> I am not sure if I understand you correctly, but since I did wrote a canvas game from scratch, I can tell you that you cannot count on the canvas to optimize anything (and likely not what you want in this case)
Bad wording on my part. I noticed somewhat of a performance difference when drawing an image at coordinates that are outside of the canvas boundaries and was wondering if the scale of this is significant.
Do you have the source of your game published anywhere?
"I noticed somewhat of a performance difference when drawing an image at coordinates that are outside of the canvas boundaries and was wondering if the scale of this is significant."
You mean you have a canvas of 1000 px size and make a drawImage at x> 1000?

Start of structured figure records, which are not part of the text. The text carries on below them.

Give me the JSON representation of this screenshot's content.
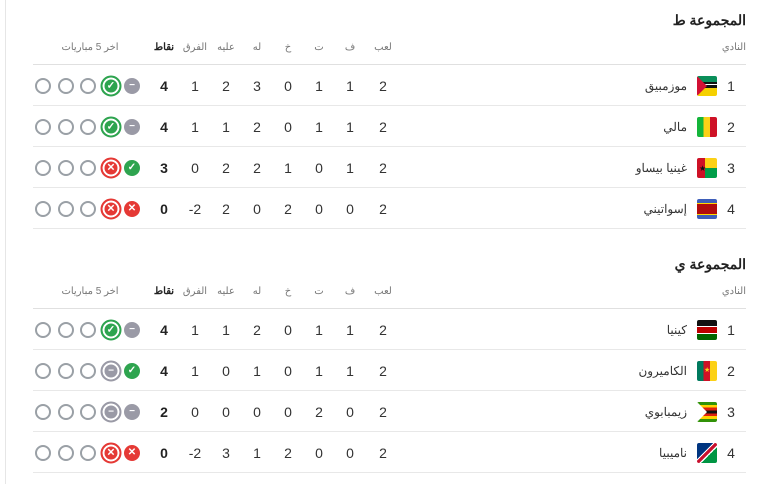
{
  "colors": {
    "win": "#2ea44f",
    "loss": "#e53935",
    "draw": "#9a9aa6",
    "empty": "#9aa0a6"
  },
  "headers": {
    "club": "النادي",
    "played": "لعب",
    "won": "ف",
    "drawn": "ت",
    "lost": "خ",
    "for": "له",
    "against": "عليه",
    "diff": "الفرق",
    "points": "نقاط",
    "form": "اخر 5 مباريات"
  },
  "groups": [
    {
      "title": "المجموعة ط",
      "rows": [
        {
          "rank": "1",
          "flag": "mozambique-flag",
          "name": "موزمبيق",
          "played": "2",
          "won": "1",
          "drawn": "1",
          "lost": "0",
          "for": "3",
          "against": "2",
          "diff": "1",
          "points": "4",
          "form": [
            "D",
            "W",
            "",
            "",
            ""
          ]
        },
        {
          "rank": "2",
          "flag": "mali-flag",
          "name": "مالي",
          "played": "2",
          "won": "1",
          "drawn": "1",
          "lost": "0",
          "for": "2",
          "against": "1",
          "diff": "1",
          "points": "4",
          "form": [
            "D",
            "W",
            "",
            "",
            ""
          ]
        },
        {
          "rank": "3",
          "flag": "guinea-bissau-flag",
          "name": "غينيا بيساو",
          "played": "2",
          "won": "1",
          "drawn": "0",
          "lost": "1",
          "for": "2",
          "against": "2",
          "diff": "0",
          "points": "3",
          "form": [
            "W",
            "L",
            "",
            "",
            ""
          ]
        },
        {
          "rank": "4",
          "flag": "eswatini-flag",
          "name": "إسواتيني",
          "played": "2",
          "won": "0",
          "drawn": "0",
          "lost": "2",
          "for": "0",
          "against": "2",
          "diff": "-2",
          "points": "0",
          "form": [
            "L",
            "L",
            "",
            "",
            ""
          ]
        }
      ]
    },
    {
      "title": "المجموعة ي",
      "rows": [
        {
          "rank": "1",
          "flag": "kenya-flag",
          "name": "كينيا",
          "played": "2",
          "won": "1",
          "drawn": "1",
          "lost": "0",
          "for": "2",
          "against": "1",
          "diff": "1",
          "points": "4",
          "form": [
            "D",
            "W",
            "",
            "",
            ""
          ]
        },
        {
          "rank": "2",
          "flag": "cameroon-flag",
          "name": "الكاميرون",
          "played": "2",
          "won": "1",
          "drawn": "1",
          "lost": "0",
          "for": "1",
          "against": "0",
          "diff": "1",
          "points": "4",
          "form": [
            "W",
            "D",
            "",
            "",
            ""
          ]
        },
        {
          "rank": "3",
          "flag": "zimbabwe-flag",
          "name": "زيمبابوي",
          "played": "2",
          "won": "0",
          "drawn": "2",
          "lost": "0",
          "for": "0",
          "against": "0",
          "diff": "0",
          "points": "2",
          "form": [
            "D",
            "D",
            "",
            "",
            ""
          ]
        },
        {
          "rank": "4",
          "flag": "namibia-flag",
          "name": "ناميبيا",
          "played": "2",
          "won": "0",
          "drawn": "0",
          "lost": "2",
          "for": "1",
          "against": "3",
          "diff": "-2",
          "points": "0",
          "form": [
            "L",
            "L",
            "",
            "",
            ""
          ]
        }
      ]
    }
  ]
}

Well in that case the image does not get drawn at all, so most browsers should indeed be more performant by ignoring this call. But there might still be a overhead of loading the image, so I would check the boundaries and not make that call, if it is not necessary.
(The canvas itself is just a large array of numbers after all. And if you do not manipulate that array when your new values are outside of that boundary, nothing happens. And a image is usually just a pointer to another large array/blob, so if the browser is smart, it does not load that array, when it finds out it does not have to)
"Do you have the source of your game published anywhere?"
Unfortunately not yet, but soon I will release. I hope.
Bad wording on my part. I noticed somewhat of a performance difference when drawing an image at coordinates that are outside of the canvas boundaries and was wondering if the scale of this is significant.
Do you have the source of your game published anywhere?